Metadata-Version: 2.1
Name: arxivloader
Version: 1.0.2
Summary: Wrapper for the arXiv API
Home-page: https://github.com/stammler/arxivloader/
Author: Sebastian Stammler
Author-email: sebastian.stammler@gmail.com
Maintainer: Sebastian Stammler
License: BSD
Project-URL: Source Code, https://github.com/stammler/arxivloader/
Classifier: Development Status :: 5 - Production/Stable
Classifier: Environment :: Console
Classifier: Intended Audience :: Developers
Classifier: Intended Audience :: Science/Research
Classifier: License :: OSI Approved :: BSD License
Classifier: Natural Language :: English
Classifier: Operating System :: OS Independent
Classifier: Programming Language :: Python
Classifier: Programming Language :: Python :: 3 :: Only
Classifier: Topic :: Scientific/Engineering :: Physics
Description-Content-Type: text/markdown
License-File: LICENSE
Requires-Dist: bs4
Requires-Dist: lxml
Requires-Dist: numpy
Requires-Dist: pandas
Requires-Dist: requests
Requires-Dist: tqdm

# arXiv Loader

[![GitHub](https://img.shields.io/github/license/stammler/arxivloader) ](https://github.com/stammler/arxivloader/blob/master/LICENSE) [![Contributor Covenant](https://img.shields.io/badge/Contributor%20Covenant-2.1-4baaaa.svg)](https://github.com/stammler/arxivloader/blob/master/.github/CODE_OF_CONDUCT.md)  
[![PyPI - Downloads](https://img.shields.io/pypi/dm/arxivloader?label=PyPI%20downloads)](https://pypistats.org/packages/arxivloader)
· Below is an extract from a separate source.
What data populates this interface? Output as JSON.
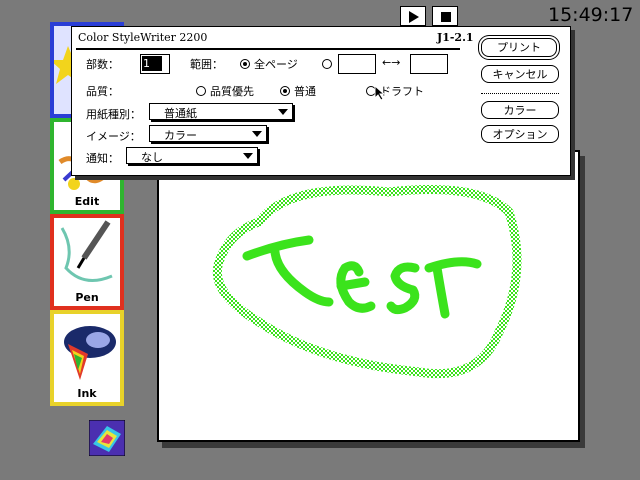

This tool is a wrapper of the [arXiv API](https://arxiv.org/help/api/) that allows you to retrieve metadata of articles published on arXiv as `pandas.DataFrame`.  
Please abide by the [Terms of Usage](https://arxiv.org/help/api/tou) of the arXiv API.

## Installation

`pip install arxivloader`

## Usage

Please consult the [arXiv API documentation](https://arxiv.org/help/api/user-manual#_query_interface) for help in constructing a valid query string.

### Searching by keyword

To search for a keyword the query needs to start with `search_query=` followed by a prefix and the search word.  
Possible prefixes are 

| Prefix | Explanation       |
|:-------|:------------------|
| ti     | Title             |
| au     | Author            |
| abs    | Abstract          |
| co     | Comments          |
| jr     | Journal Reference |
| cat    | Subject Category  |
| rn     | Report Number     |
| id     | arXiv ID          |
| all    | All of the above  |

Please have a look at the [arXiv API documentation](https://arxiv.org/help/api/user-manual#query_details) for details.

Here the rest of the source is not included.